Theresa May was among those congratulating the winning side, describing the result as an ‘impressive show of democracy’.
Like most British women, she no doubt found it difficult to comprehend an otherwise modern state reverting to medieval barbarity and forcing an estimated 170,000 of its female citizens to travel across the Irish Sea to have abortions.
Perhaps even more shocking in the wake of the Irish campaign was the reminder that Northern Ireland, part of the UK, also bans abortion, except to save the mother’s life. To the relatively secular societies of England, Scotland and Wales, the dictates of the religious lobby in Northern Ireland are an abomination and out of step with the rest of the West.
Women on the left and right at Westminster are now urging May to call a referendum in Belfast so that Northern Irish women, too, can have the right to choose.
So far, she has refused, and with very good reason. However strongly we feel about Northern Ireland’s antiquated legislation, the province has a devolved administration, just as Scotland and Wales do, and abortion laws are a matter for Stormont, the regional assembly.
The fact that this body has not sat for more than a year because the DUP and Sinn Fein, its main political parties, are unable to agree on a power-sharing deal complicates the issue – but that doesn’t give MPs an excuse to wade in.
Several of May’s colleagues, including Education Minister Anne Milton, and former ministers Amber Rudd, Nicky Morgan, Justine Greening and Maria Miller, think she should intervene.
Labour, meanwhile, has said it is looking at ‘legislative options’ in Westminster to change the Northern Ireland abortion law.
All seem to agree that the prime minister must either introduce reform in the Commons and give MPs a free vote, or impose a plebiscite on Northern Ireland.
This would surely find backing among many Ulster voters, but that still makes it wrong. The leaders of the DUP and Sinn Fein might need their heads knocked together for their failure over the past year to govern themselves.
And it’s fair to say they don’t deserve devolution if they can’t find a way to make it work. But that doesn’t alter the fact that they have devolution.
Imagine how our devolved regime in Scotland would react if a Tory government in London rode roughshod over Northern Ireland’s home rule act.

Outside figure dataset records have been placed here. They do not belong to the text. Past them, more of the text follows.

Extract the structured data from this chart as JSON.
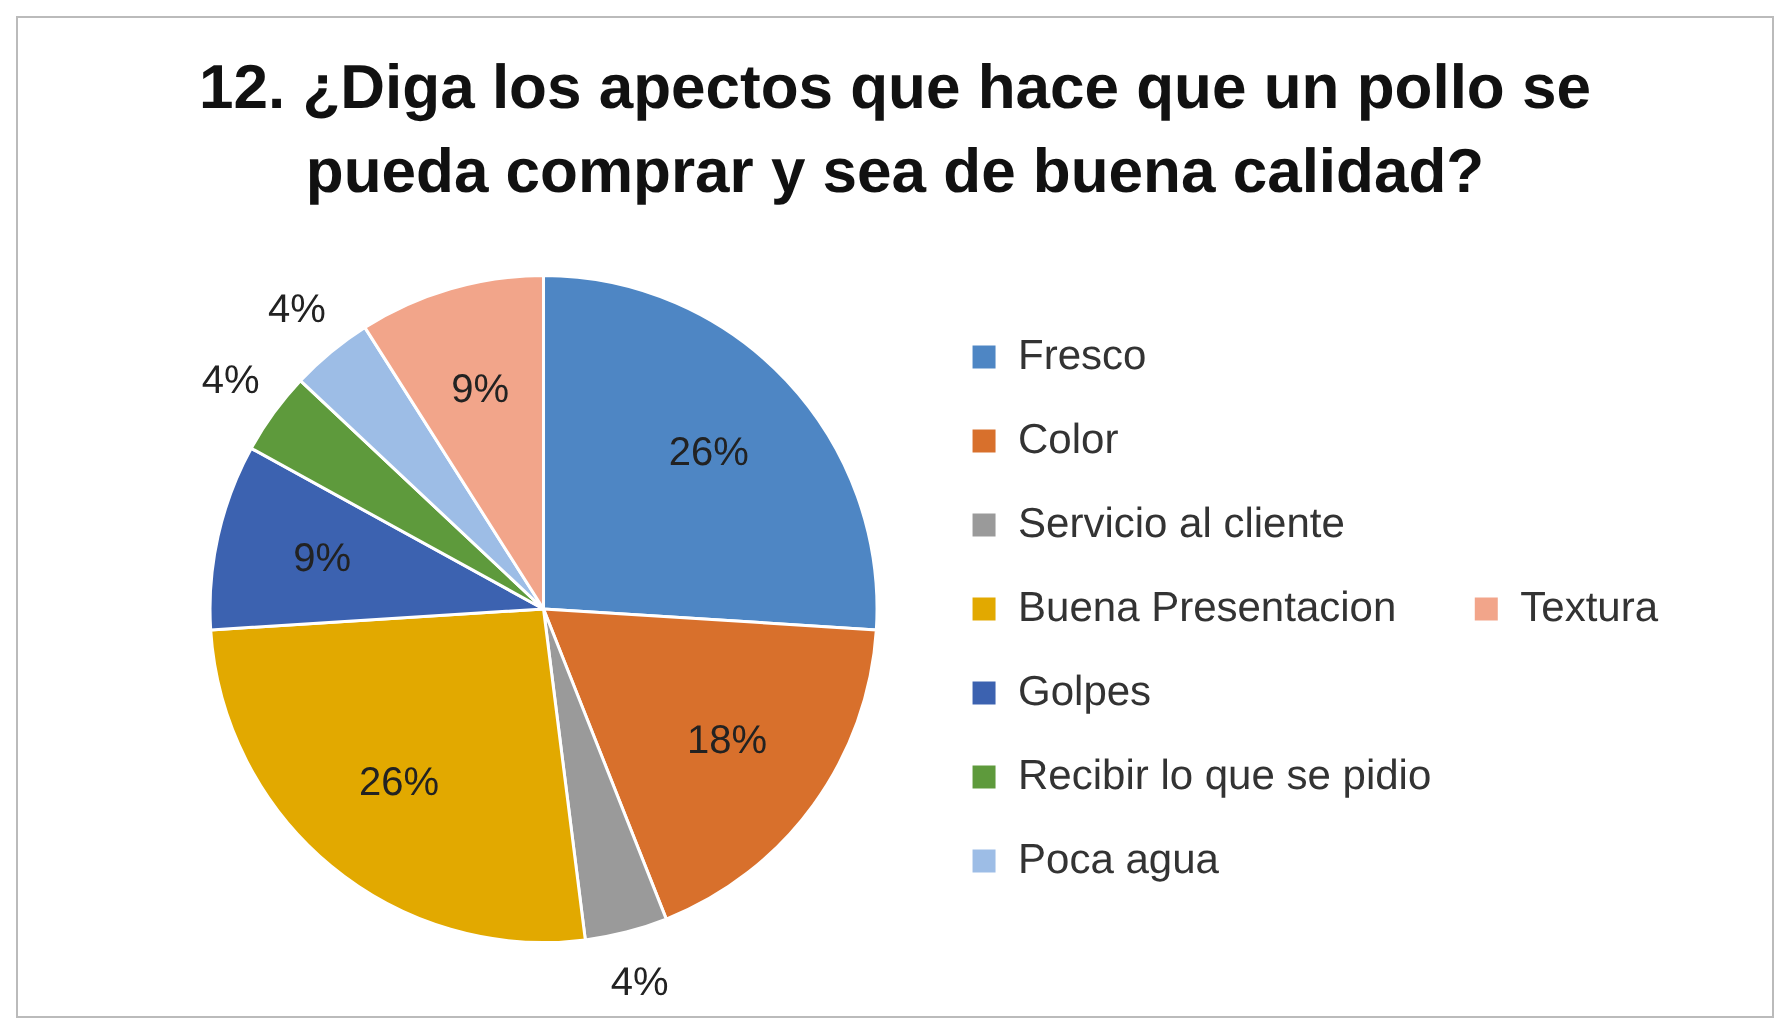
{
  "chart_data": {
    "type": "pie",
    "title": "12. ¿Diga los apectos que hace que un pollo se pueda comprar y sea de buena calidad?",
    "categories": [
      "Fresco",
      "Color",
      "Servicio al cliente",
      "Buena Presentacion",
      "Golpes",
      "Recibir lo que se pidio",
      "Poca agua",
      "Textura"
    ],
    "values": [
      26,
      18,
      4,
      26,
      9,
      4,
      4,
      9
    ],
    "colors": [
      "#4e86c4",
      "#d8702c",
      "#9a9a9a",
      "#e2a900",
      "#3c62b0",
      "#5e9a3c",
      "#9dbde6",
      "#f2a58a"
    ],
    "value_labels": [
      "26%",
      "18%",
      "4%",
      "26%",
      "9%",
      "4%",
      "4%",
      "9%"
    ],
    "legend": "right"
  }
}
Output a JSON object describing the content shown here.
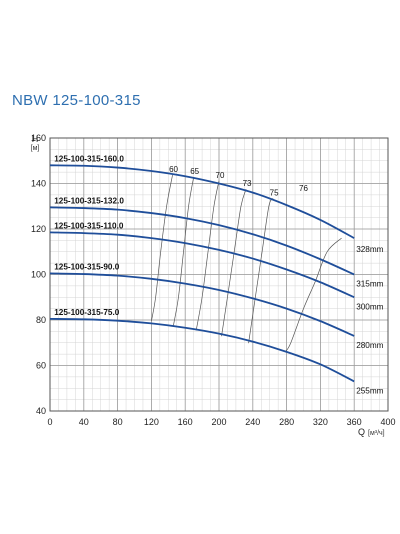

It would be a gift to the Scottish Nationalists, providing concrete proof of Westminster’s tendency to power grab.
And what confusion would reign if May ordered a ballot over abortion in Northern Ireland but refused one on independence north of the border.
The principles of the constitution aside, she cannot, of course, afford to risk upsetting the DUP leader, Arlene Foster. Since last year’s general election, the weakened Conservatives have depended on the Ulster Unionists. Now, with Brexit ongoing, May needs their votes more than ever.
The DUP is pro-life, although Sinn Fein apparently backs a change in the law, and Foster has made it clear she will not be told by Downing Street, or anyone else, how she should react to the Dublin vote.
“It is an extremely sensitive issue and not one that should have people taking to the streets in celebration,” she said.
This may be a minority view in the British Isles but it is hardly a surprising one from the DUP. So it is foolish of May’s colleagues, and cynical of the Labour opposition, to demand action that could jeopardise the fragile alliance between the Tories and the Ulster MPs.
Shami Chakrabarti, the former director of Liberty and now one of Jeremy Corbyn’s closest allies, was on TV wringing her hands at the awfulness of Northern Ireland’s rules on abortion.
This is the woman who Corbyn employed to whitewash over charges of anti-Semitism in Labour (for which, it is alleged, she accepted a peerage as payment) and, incidentally, one of those icons of the Left who oppose private education, except in the case of her son.
Her liberal credentials are not what they were. The likes of Chakrabarti want May to antagonise the DUP in order to bring down the government and make way for Corbyn. That much is obvious. But is that what her own party wants too?